Deux mois plus tard, en juin 2005, l’instruction examine les téléphones portables du groupe. Sur quatre suspects arrêtés, trois ont leur mobile éteint au moment du casse. Un seul appareil – celui de Zouini – est allumé, et en communication pendant plus d’une heure, à six kilomètres des lieux du hold-up. Il faudra attendre le procès en appel, quatre ans plus tard, pour que cet appel soit vérifié, et atteste que Zouini était au téléphone avec sa petite amie de l’époque.

Laissé libre au début de l’instruction, Zouini est incarcéré en juin 2006 à la maison d’arrêt d’Angers, après avoir violé son contrôle judiciaire et fui chez des proches au Maroc. Depuis sa cellule, le jeune homme envoie plus de 400 courriers au magistrat instructeur, au procureur de la République, au garde des Sceaux, au président de la République… En vain. Son procès, un an plus tard devant la cour d’assises de Nantes, se passe mal. « A l’audience, on a fantasmé sur moi. J’étais le génie de la bande, j’avais tout organisé, j’avais même trompé les experts psychologues. Les jurés m’ont regardé dès le départ comme un coupable. » Et l’ont condamné à l’arrivée à dix ans.

Mai 2009, second round en appel devant les assises de Rennes. Autre cour, autre ambiance. « On a redécouvert le dossier, on m’a enfin écouté. » Son nouvel avocat, Me Yvan Trebern, ténor du barreau nantais, a enfin obtenu le supplément d’information décisif sur la téléphonie. L’évidence s’impose. L’avocat général, Philippe Petitprez, requiert l’acquittement pour Youssef Zouini. « Il y a eu une faiblesse dans le dossier d’instruction qui a été réparée avec ce verdict », assène le magistrat.

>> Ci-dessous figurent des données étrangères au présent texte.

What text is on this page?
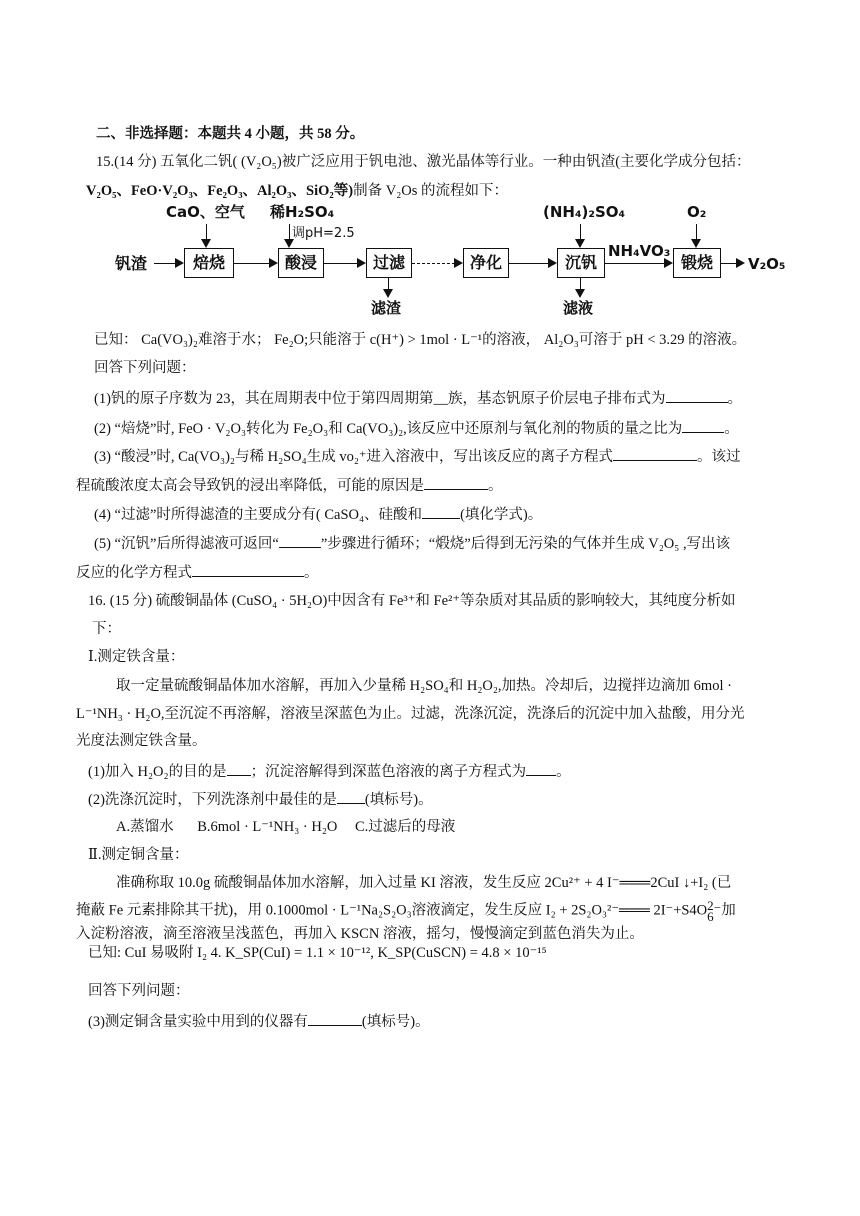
二、非选择题：本题共 4 小题，共 58 分。
15.(14 分) 五氧化二钒( (V₂O₅)被广泛应用于钒电池、激光晶体等行业。一种由钒渣(主要化学成分包括：
V₂O₅、FeO·V₂O₃、Fe₂O₃、Al₂O₃、SiO₂等)制备 V₂Os 的流程如下：
钒渣	焙烧
CaO、空气
酸浸
稀H₂SO₄
调pH=2.5
过滤
滤渣
净化	沉钒
(NH₄)₂SO₄
滤液
NH₄VO₃
锻烧
O₂
V₂O₅
已知： Ca(VO₃)₂难溶于水； Fe₂O;只能溶于 c(H⁺) > 1mol · L⁻¹的溶液， Al₂O₃可溶于 pH < 3.29 的溶液。
回答下列问题：
(1)钒的原子序数为 23，其在周期表中位于第四周期第__族，基态钒原子价层电子排布式为	。
(2) “焙烧”时, FeO · V₂O₃转化为 Fe₂O₃和 Ca(VO₃)₂,该反应中还原剂与氧化剂的物质的量之比为	。
(3) “酸浸”时, Ca(VO₃)₂与稀 H₂SO₄生成 vo₂⁺进入溶液中，写出该反应的离子方程式	。该过
程硫酸浓度太高会导致钒的浸出率降低，可能的原因是	。
(4) “过滤”时所得滤渣的主要成分有( CaSO₄、硅酸和	(填化学式)。
(5) “沉钒”后所得滤液可返回“	”步骤进行循环；“煅烧”后得到无污染的气体并生成 V₂O₅ ,写出该
反应的化学方程式	。
16. (15 分) 硫酸铜晶体 (CuSO₄ · 5H₂O)中因含有 Fe³⁺和 Fe²⁺等杂质对其品质的影响较大，其纯度分析如
下：
Ⅰ.测定铁含量：
取一定量硫酸铜晶体加水溶解，再加入少量稀 H₂SO₄和 H₂O₂,加热。冷却后，边搅拌边滴加 6mol ·
L⁻¹NH₃ · H₂O,至沉淀不再溶解，溶液呈深蓝色为止。过滤，洗涤沉淀，洗涤后的沉淀中加入盐酸，用分光
光度法测定铁含量。
(1)加入 H₂O₂的目的是 ；沉淀溶解得到深蓝色溶液的离子方程式为 。
(2)洗涤沉淀时，下列洗涤剂中最佳的是 (填标号)。
A.蒸馏水 B.6mol · L⁻¹NH₃ · H₂O C.过滤后的母液
Ⅱ.测定铜含量：
准确称取 10.0g 硫酸铜晶体加水溶解，加入过量 KI 溶液，发生反应 2Cu²⁺ + 4 I⁻═══2CuI ↓+I₂ (已
掩蔽 Fe 元素排除其干扰)，用 0.1000mol · L⁻¹Na₂S₂O₃溶液滴定，发生反应 I₂ + 2S₂O₃²⁻═══ 2I⁻+S4O 2
6 ⁻加
入淀粉溶液，滴至溶液呈浅蓝色，再加入 KSCN 溶液，摇匀，慢慢滴定到蓝色消失为止。
已知: CuI 易吸附 I₂ 4. K_SP(CuI) = 1.1 × 10⁻¹², K_SP(CuSCN) = 4.8 × 10⁻¹⁵
回答下列问题：
(3)测定铜含量实验中用到的仪器有	(填标号)。
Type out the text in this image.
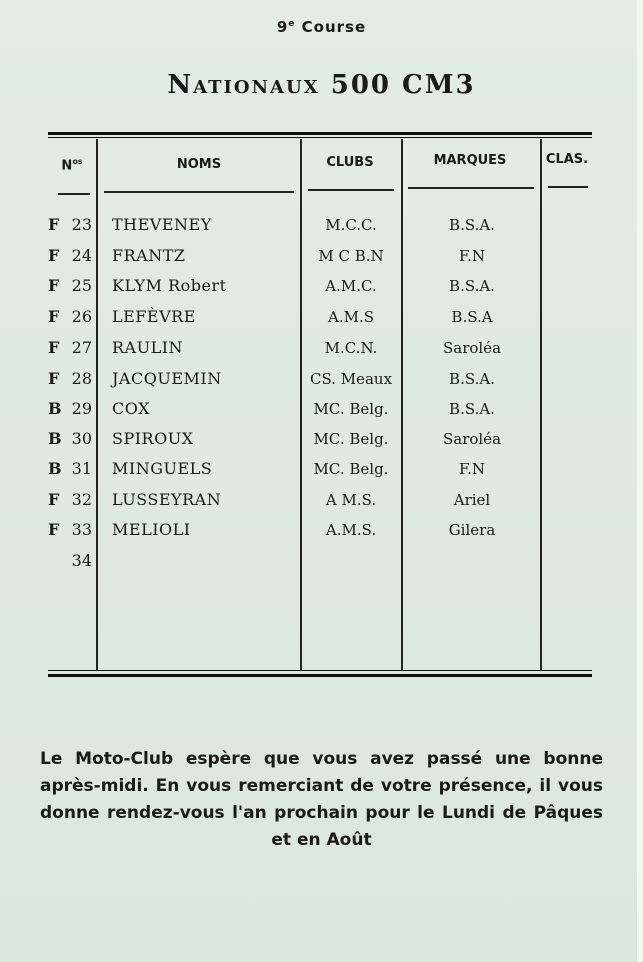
9e Course
Nationaux 500 CM3
$N^{os}$	NOMS	CLUBS	MARQUES	CLAS.
F 23 THEVENEY	M.C.C.	B.S.A.
F 24 FRANTZ	M C B.N	F.N
F 25 KLYM Robert	A.M.C.	B.S.A.
F 26 LEFÈVRE	A.M.S	B.S.A
F 27 RAULIN	M.C.N.	Saroléa
F 28 JACQUEMIN	CS. Meaux	B.S.A.
B 29 COX	MC. Belg.	B.S.A.
B 30 SPIROUX	MC. Belg.	Saroléa
B 31 MINGUELS	MC. Belg.	F.N
F 32 LUSSEYRAN	A M.S.	Ariel
F 33 MELIOLI	A.M.S.	Gilera
34
Le Moto-Club espère que vous avez passé une bonne après-midi. En vous remerciant de votre présence, il vous donne rendez-vous l'an prochain pour le Lundi de Pâques et en Août
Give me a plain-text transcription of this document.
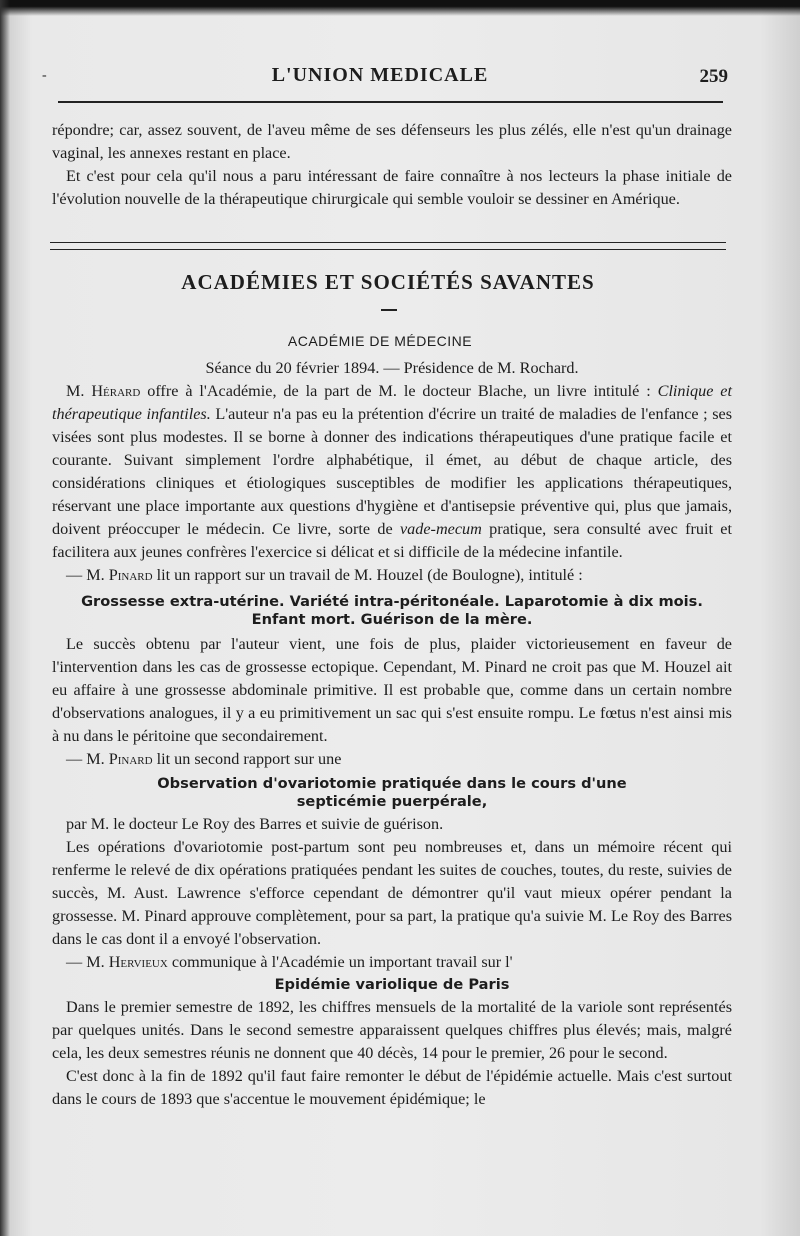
-	L'UNION MEDICALE	259

répondre; car, assez souvent, de l'aveu même de ses défenseurs les plus zélés, elle n'est qu'un drainage vaginal, les annexes restant en place.

Et c'est pour cela qu'il nous a paru intéressant de faire connaître à nos lecteurs la phase initiale de l'évolution nouvelle de la thérapeutique chirurgicale qui semble vouloir se dessiner en Amérique.

ACADÉMIES ET SOCIÉTÉS SAVANTES
ACADÉMIE DE MÉDECINE

Séance du 20 février 1894. — Présidence de M. Rochard.

M. Hérard offre à l'Académie, de la part de M. le docteur Blache, un livre intitulé : Clinique et thérapeutique infantiles. L'auteur n'a pas eu la prétention d'écrire un traité de maladies de l'enfance ; ses visées sont plus modestes. Il se borne à donner des indications thérapeutiques d'une pratique facile et courante. Suivant simplement l'ordre alphabétique, il émet, au début de chaque article, des considérations cliniques et étiologiques susceptibles de modifier les applications thérapeutiques, réservant une place importante aux questions d'hygiène et d'antisepsie préventive qui, plus que jamais, doivent préoccuper le médecin. Ce livre, sorte de vade-mecum pratique, sera consulté avec fruit et facilitera aux jeunes confrères l'exercice si délicat et si difficile de la médecine infantile.

— M. Pinard lit un rapport sur un travail de M. Houzel (de Boulogne), intitulé :

Grossesse extra-utérine. Variété intra-péritonéale. Laparotomie à dix mois. Enfant mort. Guérison de la mère.

Le succès obtenu par l'auteur vient, une fois de plus, plaider victorieusement en faveur de l'intervention dans les cas de grossesse ectopique. Cependant, M. Pinard ne croit pas que M. Houzel ait eu affaire à une grossesse abdominale primitive. Il est probable que, comme dans un certain nombre d'observations analogues, il y a eu primitivement un sac qui s'est ensuite rompu. Le fœtus n'est ainsi mis à nu dans le péritoine que secondairement.

— M. Pinard lit un second rapport sur une

Observation d'ovariotomie pratiquée dans le cours d'une septicémie puerpérale,

par M. le docteur Le Roy des Barres et suivie de guérison.

Les opérations d'ovariotomie post-partum sont peu nombreuses et, dans un mémoire récent qui renferme le relevé de dix opérations pratiquées pendant les suites de couches, toutes, du reste, suivies de succès, M. Aust. Lawrence s'efforce cependant de démontrer qu'il vaut mieux opérer pendant la grossesse. M. Pinard approuve complètement, pour sa part, la pratique qu'a suivie M. Le Roy des Barres dans le cas dont il a envoyé l'observation.

— M. Hervieux communique à l'Académie un important travail sur l'

Epidémie variolique de Paris

Dans le premier semestre de 1892, les chiffres mensuels de la mortalité de la variole sont représentés par quelques unités. Dans le second semestre apparaissent quelques chiffres plus élevés; mais, malgré cela, les deux semestres réunis ne donnent que 40 décès, 14 pour le premier, 26 pour le second.

C'est donc à la fin de 1892 qu'il faut faire remonter le début de l'épidémie actuelle. Mais c'est surtout dans le cours de 1893 que s'accentue le mouvement épidémique; le
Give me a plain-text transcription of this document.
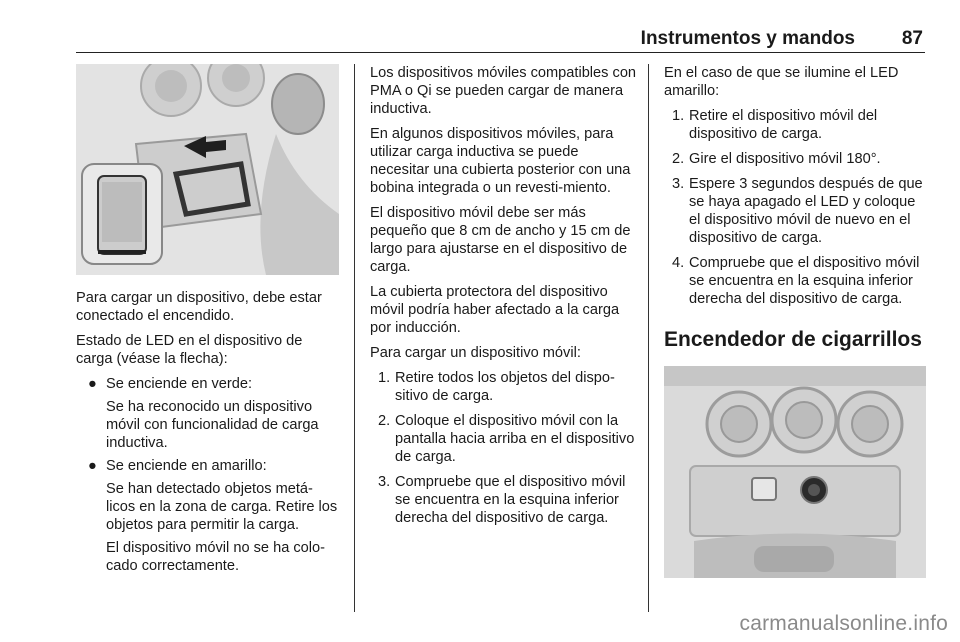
Instrumentos y mandos 87

Para cargar un dispositivo, debe estar conectado el encendido.

Estado de LED en el dispositivo de carga (véase la flecha):

● Se enciende en verde:

Se ha reconocido un dispositivo móvil con funcionalidad de carga inductiva.

● Se enciende en amarillo:

Se han detectado objetos metá-licos en la zona de carga. Retire los objetos para permitir la carga.

El dispositivo móvil no se ha colo-cado correctamente.

Los dispositivos móviles compatibles con PMA o Qi se pueden cargar de manera inductiva.

En algunos dispositivos móviles, para utilizar carga inductiva se puede necesitar una cubierta posterior con una bobina integrada o un revesti-miento.

El dispositivo móvil debe ser más pequeño que 8 cm de ancho y 15 cm de largo para ajustarse en el dispositivo de carga.

La cubierta protectora del dispositivo móvil podría haber afectado a la carga por inducción.

Para cargar un dispositivo móvil:

1. Retire todos los objetos del dispo-sitivo de carga.
2. Coloque el dispositivo móvil con la pantalla hacia arriba en el dispositivo de carga.
3. Compruebe que el dispositivo móvil se encuentra en la esquina inferior derecha del dispositivo de carga.

En el caso de que se ilumine el LED amarillo:

1. Retire el dispositivo móvil del dispositivo de carga.
2. Gire el dispositivo móvil 180°.
3. Espere 3 segundos después de que se haya apagado el LED y coloque el dispositivo móvil de nuevo en el dispositivo de carga.
4. Compruebe que el dispositivo móvil se encuentra en la esquina inferior derecha del dispositivo de carga.
Encendedor de cigarrillos
carmanualsonline.info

« Le théâtre canalise ma haine »

Depuis, Zouini repart de zéro. Oublié le BEP commerce qu’il préparait à Nantes avant son arrestation. Désormais, il fait du théâtre à Paris. « J’ai participé à un atelier en prison, ça a canalisé ma haine », confie-t-il. Elève au cours Florent depuis la rentrée, il est persuadé qu’« il est plus difficile de prouver son innocence que son talent de comédien ». C’est sa mère, femme de ménage, qui l’aide à payer ses études. « Depuis mon acquittement, je suis tout seul, je n’ai droit à aucune aide, surtout, je n’ai reçu aucune excuse de l’institution judiciaire. » Le jeune homme rêve de raconter dans un livre son histoire d’« un coupable idéal » afin qu’elle ne se reproduise pas. En attendant, il répète pour ses cours un monologue de Tête d’or, de Paul Claudel. Tête d’or peut-être. Tête dure sûrement.

Edition France Soir du samedi 10 octobre 2009
 

Laila

Ex-Kalaloly
Administrateur
Le parcours de Youssef Zouini sera évoqué mardi à 20h35 sur France 2 dans l’émission de Béatrice Schönberg, Prise directe, consacrée à la justice.